Second Circuit Discusses Relation-Back Doctrine; Determines Appropriate Standard is De Novo
Per Slayton v. American Express Co., 460 F.3d 215 (2nd Cir. Aug. 7, 2006):
A dismissal with leave to amend is a non-final order and not appealable. Connecticut Nat'l Bank v. Fluor Corp., 808 F.2d 957, 960 (2d Cir.1987); Blanco v. United States, 775 F.2d 53, 56 (2d Cir.1985); Elfenbein v. Gulf & Western Indus., Inc., 590 F.2d 445, 448 (2d Cir.1978). However, an appellant can render such a non-final order "final" and appealable by disclaiming any intent to amend. Kittay v. Kornstein, 230 F.3d 531, 541 n. 8 (2d Cir.2000). The judgment from which the notice of appeal was filed was non-final but would become final when the plaintiffs disclaimed their intent to amend the complaint.
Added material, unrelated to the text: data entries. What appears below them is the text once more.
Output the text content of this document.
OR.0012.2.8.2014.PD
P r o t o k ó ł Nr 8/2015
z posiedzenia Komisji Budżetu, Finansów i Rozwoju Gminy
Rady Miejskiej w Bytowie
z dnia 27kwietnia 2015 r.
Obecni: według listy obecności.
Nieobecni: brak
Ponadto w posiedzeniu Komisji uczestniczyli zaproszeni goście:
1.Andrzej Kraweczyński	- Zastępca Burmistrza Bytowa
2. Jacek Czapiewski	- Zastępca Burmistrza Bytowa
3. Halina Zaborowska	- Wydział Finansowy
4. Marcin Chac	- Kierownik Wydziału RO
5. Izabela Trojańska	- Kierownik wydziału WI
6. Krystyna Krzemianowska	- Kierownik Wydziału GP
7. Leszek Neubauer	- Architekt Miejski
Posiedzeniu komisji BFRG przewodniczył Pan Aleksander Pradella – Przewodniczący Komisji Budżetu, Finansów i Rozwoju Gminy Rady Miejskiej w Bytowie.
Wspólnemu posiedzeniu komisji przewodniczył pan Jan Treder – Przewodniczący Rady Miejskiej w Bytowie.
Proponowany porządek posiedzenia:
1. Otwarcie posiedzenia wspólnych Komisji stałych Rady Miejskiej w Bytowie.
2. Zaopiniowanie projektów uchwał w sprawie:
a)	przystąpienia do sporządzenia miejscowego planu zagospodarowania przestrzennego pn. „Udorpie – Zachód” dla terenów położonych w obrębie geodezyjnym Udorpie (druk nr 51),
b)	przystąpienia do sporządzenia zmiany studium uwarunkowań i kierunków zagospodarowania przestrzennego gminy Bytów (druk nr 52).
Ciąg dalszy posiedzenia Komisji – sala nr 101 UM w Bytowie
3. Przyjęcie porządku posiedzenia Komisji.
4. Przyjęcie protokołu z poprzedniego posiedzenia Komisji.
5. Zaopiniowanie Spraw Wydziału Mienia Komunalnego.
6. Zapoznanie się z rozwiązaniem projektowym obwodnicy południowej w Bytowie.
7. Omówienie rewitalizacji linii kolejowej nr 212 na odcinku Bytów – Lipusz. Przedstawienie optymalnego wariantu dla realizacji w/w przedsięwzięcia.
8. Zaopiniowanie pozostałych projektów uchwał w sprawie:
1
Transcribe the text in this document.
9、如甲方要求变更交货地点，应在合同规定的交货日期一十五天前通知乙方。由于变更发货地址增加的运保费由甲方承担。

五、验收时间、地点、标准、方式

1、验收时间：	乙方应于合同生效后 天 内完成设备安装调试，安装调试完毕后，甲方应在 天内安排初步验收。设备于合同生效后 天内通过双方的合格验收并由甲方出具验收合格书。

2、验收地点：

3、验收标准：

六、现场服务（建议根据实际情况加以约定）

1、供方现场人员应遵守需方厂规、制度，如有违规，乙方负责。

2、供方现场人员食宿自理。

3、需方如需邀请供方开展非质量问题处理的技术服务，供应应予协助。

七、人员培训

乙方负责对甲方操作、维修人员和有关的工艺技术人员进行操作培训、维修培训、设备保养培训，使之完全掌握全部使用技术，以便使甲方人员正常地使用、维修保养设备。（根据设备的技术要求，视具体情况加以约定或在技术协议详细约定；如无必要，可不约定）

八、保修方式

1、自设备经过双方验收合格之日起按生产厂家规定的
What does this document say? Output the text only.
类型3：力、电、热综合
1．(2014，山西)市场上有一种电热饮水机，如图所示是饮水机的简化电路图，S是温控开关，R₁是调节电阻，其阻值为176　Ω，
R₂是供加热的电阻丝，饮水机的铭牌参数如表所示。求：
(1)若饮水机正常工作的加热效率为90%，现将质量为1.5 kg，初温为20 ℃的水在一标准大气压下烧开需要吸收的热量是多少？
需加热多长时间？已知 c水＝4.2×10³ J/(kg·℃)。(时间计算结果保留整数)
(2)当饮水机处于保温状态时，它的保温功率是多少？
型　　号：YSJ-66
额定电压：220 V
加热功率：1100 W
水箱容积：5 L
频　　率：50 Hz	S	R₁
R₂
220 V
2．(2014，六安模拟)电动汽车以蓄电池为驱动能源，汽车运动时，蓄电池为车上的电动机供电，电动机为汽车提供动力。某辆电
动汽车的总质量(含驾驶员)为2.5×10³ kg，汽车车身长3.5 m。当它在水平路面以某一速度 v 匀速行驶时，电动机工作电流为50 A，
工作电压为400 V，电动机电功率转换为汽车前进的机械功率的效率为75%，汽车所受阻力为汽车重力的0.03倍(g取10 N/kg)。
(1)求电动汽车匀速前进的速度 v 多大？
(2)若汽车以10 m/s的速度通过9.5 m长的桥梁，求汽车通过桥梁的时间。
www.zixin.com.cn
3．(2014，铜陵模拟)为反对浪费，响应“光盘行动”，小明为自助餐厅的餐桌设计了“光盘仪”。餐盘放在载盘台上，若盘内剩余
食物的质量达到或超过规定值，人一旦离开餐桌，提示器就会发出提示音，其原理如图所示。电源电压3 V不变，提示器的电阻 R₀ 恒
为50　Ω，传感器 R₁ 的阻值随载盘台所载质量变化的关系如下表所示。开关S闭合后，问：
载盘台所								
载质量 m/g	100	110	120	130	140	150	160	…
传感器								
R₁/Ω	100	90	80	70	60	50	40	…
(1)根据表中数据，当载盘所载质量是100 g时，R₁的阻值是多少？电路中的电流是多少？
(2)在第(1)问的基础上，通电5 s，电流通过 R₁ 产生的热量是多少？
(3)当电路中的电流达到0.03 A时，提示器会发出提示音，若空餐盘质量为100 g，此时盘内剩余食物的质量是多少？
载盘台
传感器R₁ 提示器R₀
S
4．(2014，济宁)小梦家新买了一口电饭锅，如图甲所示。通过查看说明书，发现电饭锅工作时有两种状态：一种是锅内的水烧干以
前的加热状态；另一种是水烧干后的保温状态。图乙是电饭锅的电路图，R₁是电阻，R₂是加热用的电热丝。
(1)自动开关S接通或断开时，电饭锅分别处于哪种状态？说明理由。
Many of our relevant decisions do not discuss the standard of review of district court decisions under Rule 15(c)(2). See e.g., Stevelman v. Alias Research Inc., 174 F.3d 79 (2d Cir.1999); Siegel v. Converters Transportation, Inc., 714 F.2d 213, 216 (2d Cir.1983); see also Tiller v. Atlantic Coast Line R.R., 323 U.S. 574, 581, 65 S.Ct. 421, 89 L.Ed. 465 (1945). However, those decisions that do address the standard of review hold it to be abuse of discretion. Tho Dinh Tran v. Alphonse Hotel Corp., 281 F.3d 23, 35-36 (2d Cir.2002). The use of the abuse of discretion standard may have resulted from applying the standard of review for denials of leave to amend under Rule 15(a) [FN10] to cases arising under Rule 15(c)(2). Another source of confusion about the proper standard of review of Rule 15(c)(2) decisions is that some courts have a different standard of review for these than for decisions under Rule 15(c)(3). [A] relation back decision under Rule 15(c)(2) does not involve an exercise of discretion. A court reviewing a Rule 15(c)(2) decision performs a function analogous to that performed by an appellate court reviewing a dismissal for failure to state a claim under Rule 12(b)(6). In our view, the relation back issue is more analogous to a dismissal on the pleadings than a balancing of factors involving the conduct of a lawsuit. If facts provable under the amended complaint arose out of the conduct alleged in the original complaint, relation back is mandatory. The proper standard of review of Rule 15(c)(2) decisions is therefore de novo and we so hold.